As for Elliot, there isn’t a shade of doubt that he has found the sport he loves to compete in.
“The feeling when you get on the blocks and you get to race, and you have a good race, is one of the greatest things,” Elliot said.
“You feel so invigorated after… All your hard work actually worked out for something.”
Elliot was born with a condition called syndactyly, which caused the third and fourth finger on his right hand to be connected, as well as an abnormally small pinkie on his left hand, connected toes and overall small hands and feet.
The opportunity to compete as a para-athlete came up after years of competitive swimming, according to Elliot.
“I was facing normal competitors and then about two years after that someone said ‘maybe you can get qualified as a para swimmer,’” he said.
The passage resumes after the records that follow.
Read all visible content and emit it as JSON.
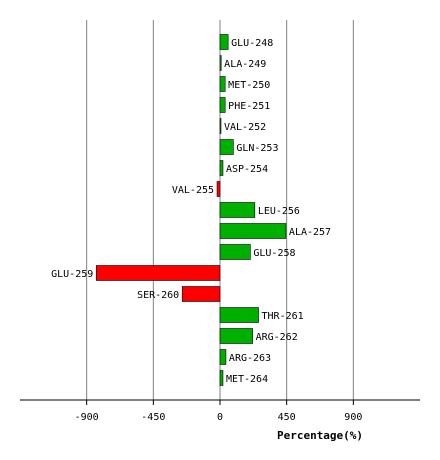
{
  "chart_data": {
    "type": "bar",
    "orientation": "horizontal",
    "title": "",
    "xlabel": "Percentage(%)",
    "ylabel": "",
    "xlim": [
      -1350,
      1350
    ],
    "x_ticks": [
      -900,
      -450,
      0,
      450,
      900
    ],
    "x_tick_labels": [
      "-900",
      "-450",
      "0",
      "450",
      "900"
    ],
    "grid": "vertical",
    "colors": {
      "positive": "#00b000",
      "negative": "#ff0000",
      "grid": "#808080",
      "axis": "#000000"
    },
    "categories": [
      "GLU-248",
      "ALA-249",
      "MET-250",
      "PHE-251",
      "VAL-252",
      "GLN-253",
      "ASP-254",
      "VAL-255",
      "LEU-256",
      "ALA-257",
      "GLU-258",
      "GLU-259",
      "SER-260",
      "THR-261",
      "ARG-262",
      "ARG-263",
      "MET-264"
    ],
    "values": [
      55,
      8,
      35,
      35,
      4,
      90,
      20,
      -20,
      235,
      445,
      205,
      -835,
      -255,
      260,
      220,
      40,
      20
    ]
  }
}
“We got in contact with Swim Canada and said we’d like to have an assessment done.”
Swim Canada classified him as an S9 or an S10 in his swim competitions, with S1 being the least able bodied and S10 being the most. This means he could compete in both non-para and para events.
When asked if he ever felt he was at a disadvantage, Elliot simply shook his head. He sees his Paralympic status as a way of achieving something that may have not otherwise been possible.
“It ended up being an advantage that I did get classed in. I probably wouldn’t have this opportunity without it, I’d have to work a lot harder to make the able-bodied team,” he said.
It’s Elliot’s mentality that Witolla believes makes him stand out and has allowed him to achieve his status as arguably one of the top five para-swimmers in the world, right now.
“I have worked with para athletes for 25 years and the ones that are concerned about them being para athletes are not usually the ones who will be very successful,” said Witolla.
“The ones that will be successful are the ones that look at the way society wants you to look at them and say ‘look what I can do’… [Alec] has the right headspace for that.”
That kind of attitude has also allowed Elliot to train nearly seven days a week during the last year of preparation.
“It’s that mental toughness … the eye of the tiger that says, ‘I’m winning today, I’m beating everybody today,’” Witolla said.
With his injury and past events behind him, all signs point towards Rio for Elliot, with an opportunity to represent his country as well as put Waterloo on the map.
“It’s really exciting because I have a chance to represent Canada and I have a chance to represent the region and this club. It is going to be really cool to see what I can do, how fast I can swim, if I can pick up a medal, pick up a finals[appearance] and have fun with it, too,” Elliot added.
“I think he can do it,” said Witolla. “I don’t want to jinx anybody, but the opportunity is there.”